Wednesday, March 30, 2011

The Rules of Work Horse

Over the years, a common theme in my life is that people call me a "work horse." For some reason my mind flashes to a Clydesdale humping the farm field, dragging a heavy plow. I shake my head and return to reality now. Since I'm no fan of the idea that one must pull a heavy plow to get a lot of work done in a day, I thought I would much rather give you some tips on why it is that most people seem to associate the Clydesdale with yours truly. The real reason is that over the years I have learned some important lessons on how to get a lot done in a day. I thought you would appreciate my insight.

Organization first and routine second -- when I first got into business, I set up my paperwork and got all my primary documentation stored and on-the-ready. I have central contracts, invoices and legal documents pre-written and on stand-by for when a need rises. I recently had a very unappreciative former business associate who worked with me and asked for assistance in this area.

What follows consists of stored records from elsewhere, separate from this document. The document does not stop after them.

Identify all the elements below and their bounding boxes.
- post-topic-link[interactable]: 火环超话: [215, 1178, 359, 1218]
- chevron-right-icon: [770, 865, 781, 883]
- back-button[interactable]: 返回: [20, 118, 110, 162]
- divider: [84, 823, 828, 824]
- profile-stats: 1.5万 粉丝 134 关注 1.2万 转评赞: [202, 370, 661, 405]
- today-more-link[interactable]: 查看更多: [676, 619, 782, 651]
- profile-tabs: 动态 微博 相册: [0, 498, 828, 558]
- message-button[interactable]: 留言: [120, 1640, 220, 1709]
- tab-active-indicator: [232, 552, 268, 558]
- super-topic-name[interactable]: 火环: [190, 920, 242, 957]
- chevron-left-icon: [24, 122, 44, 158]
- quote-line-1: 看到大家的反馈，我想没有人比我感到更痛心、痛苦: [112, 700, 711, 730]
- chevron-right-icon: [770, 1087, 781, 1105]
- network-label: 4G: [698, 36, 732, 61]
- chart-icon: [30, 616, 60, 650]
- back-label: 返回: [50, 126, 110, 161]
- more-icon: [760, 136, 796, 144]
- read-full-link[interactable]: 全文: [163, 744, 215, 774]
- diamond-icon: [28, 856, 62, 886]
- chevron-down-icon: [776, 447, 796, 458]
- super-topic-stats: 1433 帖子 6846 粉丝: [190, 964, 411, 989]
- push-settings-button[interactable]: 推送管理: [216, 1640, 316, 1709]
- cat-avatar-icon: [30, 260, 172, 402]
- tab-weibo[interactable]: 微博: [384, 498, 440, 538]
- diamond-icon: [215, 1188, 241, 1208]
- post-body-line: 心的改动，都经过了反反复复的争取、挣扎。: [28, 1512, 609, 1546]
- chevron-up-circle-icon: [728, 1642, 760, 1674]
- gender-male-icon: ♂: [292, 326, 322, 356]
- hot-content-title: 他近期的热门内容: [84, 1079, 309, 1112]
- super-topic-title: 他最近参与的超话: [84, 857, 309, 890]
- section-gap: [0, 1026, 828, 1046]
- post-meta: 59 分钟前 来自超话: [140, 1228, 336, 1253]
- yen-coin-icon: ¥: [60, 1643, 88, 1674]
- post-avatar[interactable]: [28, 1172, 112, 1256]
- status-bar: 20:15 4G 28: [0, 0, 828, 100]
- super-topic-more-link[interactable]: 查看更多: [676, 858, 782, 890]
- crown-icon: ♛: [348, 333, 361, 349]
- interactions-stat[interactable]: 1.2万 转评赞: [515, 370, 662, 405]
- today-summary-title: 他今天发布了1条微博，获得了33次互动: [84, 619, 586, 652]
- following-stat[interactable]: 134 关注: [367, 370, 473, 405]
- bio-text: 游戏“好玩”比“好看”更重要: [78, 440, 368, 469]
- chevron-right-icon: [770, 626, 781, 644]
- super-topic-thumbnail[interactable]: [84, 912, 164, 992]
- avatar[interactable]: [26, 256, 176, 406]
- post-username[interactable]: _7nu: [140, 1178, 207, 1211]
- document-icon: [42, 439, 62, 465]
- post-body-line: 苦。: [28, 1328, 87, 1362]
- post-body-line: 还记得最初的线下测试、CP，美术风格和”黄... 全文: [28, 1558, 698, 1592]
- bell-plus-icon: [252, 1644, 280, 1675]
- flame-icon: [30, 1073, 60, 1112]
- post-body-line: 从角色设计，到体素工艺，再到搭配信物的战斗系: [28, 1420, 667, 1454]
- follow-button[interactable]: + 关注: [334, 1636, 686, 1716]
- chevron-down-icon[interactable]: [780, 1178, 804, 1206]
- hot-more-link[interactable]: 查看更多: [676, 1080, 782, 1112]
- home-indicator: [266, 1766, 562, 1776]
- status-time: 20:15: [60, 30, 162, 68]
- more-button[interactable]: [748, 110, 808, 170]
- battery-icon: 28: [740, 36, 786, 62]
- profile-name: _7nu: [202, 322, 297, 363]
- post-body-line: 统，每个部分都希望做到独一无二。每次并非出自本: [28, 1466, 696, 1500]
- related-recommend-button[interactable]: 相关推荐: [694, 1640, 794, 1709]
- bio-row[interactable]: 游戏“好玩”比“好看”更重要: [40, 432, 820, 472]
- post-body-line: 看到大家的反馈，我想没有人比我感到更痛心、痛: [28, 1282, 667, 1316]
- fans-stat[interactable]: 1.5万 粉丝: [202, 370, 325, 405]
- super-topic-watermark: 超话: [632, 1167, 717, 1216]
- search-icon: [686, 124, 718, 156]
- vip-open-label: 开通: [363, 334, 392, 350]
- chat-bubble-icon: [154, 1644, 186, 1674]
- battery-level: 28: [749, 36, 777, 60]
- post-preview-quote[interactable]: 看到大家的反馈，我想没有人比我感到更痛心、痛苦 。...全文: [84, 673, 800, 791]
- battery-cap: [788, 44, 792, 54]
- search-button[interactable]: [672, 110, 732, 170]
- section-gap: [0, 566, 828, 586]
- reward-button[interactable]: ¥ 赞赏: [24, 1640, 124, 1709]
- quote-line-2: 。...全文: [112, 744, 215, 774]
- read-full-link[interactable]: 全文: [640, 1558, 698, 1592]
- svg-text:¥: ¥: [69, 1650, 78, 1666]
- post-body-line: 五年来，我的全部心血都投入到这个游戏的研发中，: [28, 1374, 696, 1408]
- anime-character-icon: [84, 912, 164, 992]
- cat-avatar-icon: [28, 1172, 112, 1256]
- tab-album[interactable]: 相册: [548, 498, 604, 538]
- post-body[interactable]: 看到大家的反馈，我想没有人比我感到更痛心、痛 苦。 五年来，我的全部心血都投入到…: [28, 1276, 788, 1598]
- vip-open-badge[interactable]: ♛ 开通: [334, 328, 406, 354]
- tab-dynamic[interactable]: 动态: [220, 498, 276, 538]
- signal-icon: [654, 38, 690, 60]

She blithely took it for granted that handing over this kind of paperwork was a no-brainer and lacked appreciation for its original creation. A lot of work was poured into the creation of that documentation. So, don't assume it's not a big deal like this person did, because it was just given to her. Pay close attention to getting it set up and done ahead of time so you can efficiently pull out the template each time you need to use a form. Incidentally I have found that whenever you give someone something, it's rarely appreciated or valued -- taken for granted, yes.

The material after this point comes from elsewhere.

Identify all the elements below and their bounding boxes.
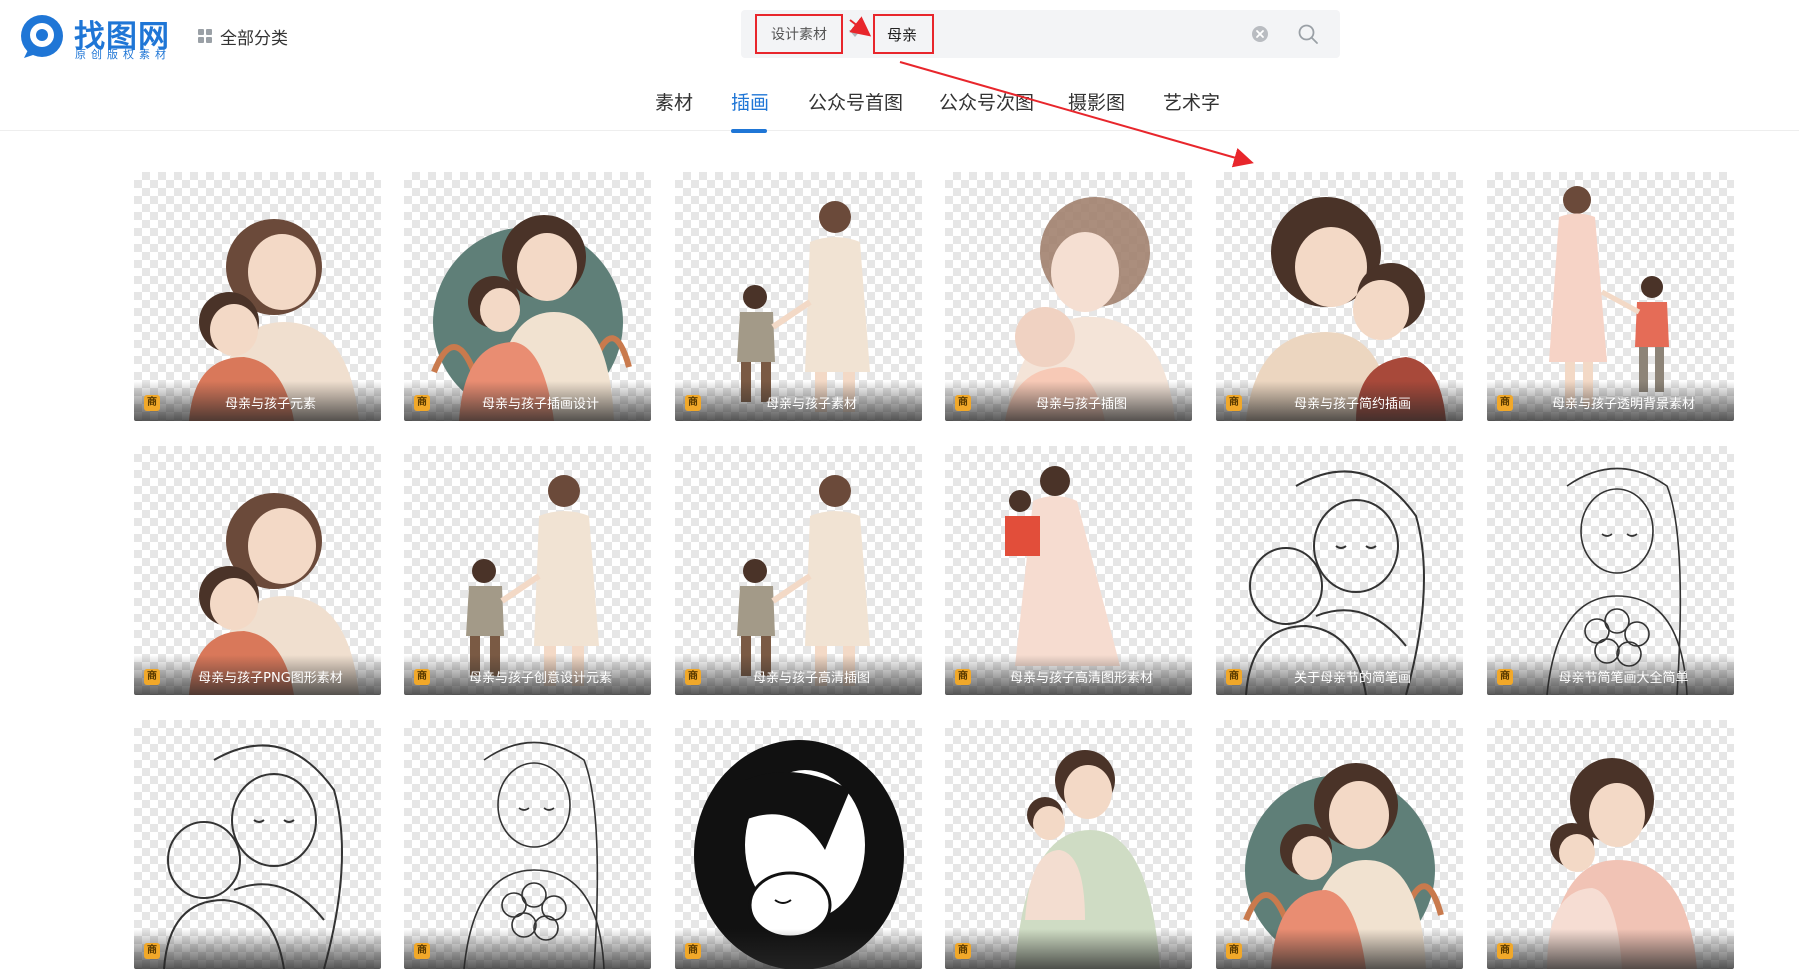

Routine second and goals third -- set up a daily routine of activities you do in a certain order. If you follow your routine you will also stay organized. I get up every day, and after taking my kids to school, I answer morning email followed by writing this blog. I look at the blog's analytics to ensure I'm on track, and then in short order, I move onto client work. First, public relations followed by editorial work. I do not break the routine unless there is unexpected project. This routine ensures I get X amount of work finished each day.

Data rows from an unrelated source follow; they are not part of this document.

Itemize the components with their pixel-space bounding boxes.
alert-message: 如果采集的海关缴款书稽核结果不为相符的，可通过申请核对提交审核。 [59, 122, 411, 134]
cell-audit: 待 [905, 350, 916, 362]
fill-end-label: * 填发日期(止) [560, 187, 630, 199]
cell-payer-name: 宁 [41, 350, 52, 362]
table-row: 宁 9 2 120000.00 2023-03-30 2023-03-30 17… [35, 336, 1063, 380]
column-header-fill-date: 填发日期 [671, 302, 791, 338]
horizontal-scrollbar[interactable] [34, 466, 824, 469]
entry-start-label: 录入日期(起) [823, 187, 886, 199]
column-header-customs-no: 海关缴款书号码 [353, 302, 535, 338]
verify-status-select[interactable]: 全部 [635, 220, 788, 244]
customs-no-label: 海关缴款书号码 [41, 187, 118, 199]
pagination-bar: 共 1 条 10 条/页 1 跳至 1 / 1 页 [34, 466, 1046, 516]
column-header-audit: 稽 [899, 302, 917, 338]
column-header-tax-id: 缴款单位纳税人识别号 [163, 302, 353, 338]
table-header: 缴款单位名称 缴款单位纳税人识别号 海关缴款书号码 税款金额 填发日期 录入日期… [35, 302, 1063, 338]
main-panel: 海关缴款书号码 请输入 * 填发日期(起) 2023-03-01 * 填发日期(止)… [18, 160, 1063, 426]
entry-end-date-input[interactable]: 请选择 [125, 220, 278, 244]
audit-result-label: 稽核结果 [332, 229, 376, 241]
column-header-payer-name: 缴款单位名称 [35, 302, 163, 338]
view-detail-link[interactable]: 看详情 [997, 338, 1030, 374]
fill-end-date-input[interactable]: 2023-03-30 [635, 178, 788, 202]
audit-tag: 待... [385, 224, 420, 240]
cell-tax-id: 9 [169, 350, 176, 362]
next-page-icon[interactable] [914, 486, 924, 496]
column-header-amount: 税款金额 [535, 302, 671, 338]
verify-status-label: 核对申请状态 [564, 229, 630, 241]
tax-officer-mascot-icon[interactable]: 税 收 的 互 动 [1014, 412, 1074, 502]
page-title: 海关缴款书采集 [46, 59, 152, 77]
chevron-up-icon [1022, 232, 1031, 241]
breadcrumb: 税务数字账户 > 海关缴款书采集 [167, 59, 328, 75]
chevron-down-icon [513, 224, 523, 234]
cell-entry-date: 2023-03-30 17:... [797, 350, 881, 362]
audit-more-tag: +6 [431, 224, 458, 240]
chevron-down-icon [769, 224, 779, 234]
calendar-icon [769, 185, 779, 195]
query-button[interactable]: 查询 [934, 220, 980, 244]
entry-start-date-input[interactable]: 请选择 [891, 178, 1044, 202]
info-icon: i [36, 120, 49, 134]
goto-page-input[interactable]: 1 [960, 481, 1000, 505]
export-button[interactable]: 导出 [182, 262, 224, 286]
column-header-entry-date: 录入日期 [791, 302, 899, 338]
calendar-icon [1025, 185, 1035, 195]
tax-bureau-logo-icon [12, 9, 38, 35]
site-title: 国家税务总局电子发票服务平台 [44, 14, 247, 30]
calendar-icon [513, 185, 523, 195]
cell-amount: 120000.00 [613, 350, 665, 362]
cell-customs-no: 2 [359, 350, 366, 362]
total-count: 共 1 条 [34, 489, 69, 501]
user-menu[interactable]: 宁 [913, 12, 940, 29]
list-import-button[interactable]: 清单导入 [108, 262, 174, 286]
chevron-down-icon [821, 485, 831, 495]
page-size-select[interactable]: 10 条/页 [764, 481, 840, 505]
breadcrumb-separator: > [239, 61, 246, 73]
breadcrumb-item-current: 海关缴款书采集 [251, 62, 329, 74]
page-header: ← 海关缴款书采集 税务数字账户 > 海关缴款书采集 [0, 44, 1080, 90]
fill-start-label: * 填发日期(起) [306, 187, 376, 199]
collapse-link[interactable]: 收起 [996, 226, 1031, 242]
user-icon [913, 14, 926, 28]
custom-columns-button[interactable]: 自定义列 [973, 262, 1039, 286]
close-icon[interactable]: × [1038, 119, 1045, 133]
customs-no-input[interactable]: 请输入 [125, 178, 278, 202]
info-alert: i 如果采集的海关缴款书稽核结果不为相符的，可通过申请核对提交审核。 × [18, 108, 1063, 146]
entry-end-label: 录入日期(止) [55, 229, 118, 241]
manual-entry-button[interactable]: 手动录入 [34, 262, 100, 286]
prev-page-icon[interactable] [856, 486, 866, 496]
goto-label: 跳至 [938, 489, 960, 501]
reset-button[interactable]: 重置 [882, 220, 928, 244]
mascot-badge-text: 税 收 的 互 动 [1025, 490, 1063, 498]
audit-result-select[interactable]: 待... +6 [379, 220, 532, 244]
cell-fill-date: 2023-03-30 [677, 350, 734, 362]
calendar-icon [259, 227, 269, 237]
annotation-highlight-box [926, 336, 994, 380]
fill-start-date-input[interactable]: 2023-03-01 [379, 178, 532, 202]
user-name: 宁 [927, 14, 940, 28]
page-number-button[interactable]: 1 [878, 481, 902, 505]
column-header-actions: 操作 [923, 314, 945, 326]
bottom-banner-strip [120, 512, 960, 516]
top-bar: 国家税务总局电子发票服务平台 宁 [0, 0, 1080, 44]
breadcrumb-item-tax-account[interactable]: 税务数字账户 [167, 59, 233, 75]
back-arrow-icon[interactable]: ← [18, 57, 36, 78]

Goals always -- within that routine, I set up goals. I will do X number of pitches to the media. I will complete X number of pages edited. I actually edit per chapter. So, I would edit until I finished an entire chapter, which means authors see between 4-5 new chapters each week, which looks very productive. The same goes for the PR pitches to the media. The clients see X number of pitches transparently landing in their email boxes to show them who we reached out to.

Those key tips are what make my work so effective, keep work moving forward, and keep clients blessedly contented. And that my Friend-Os is the super secret sauce to my success.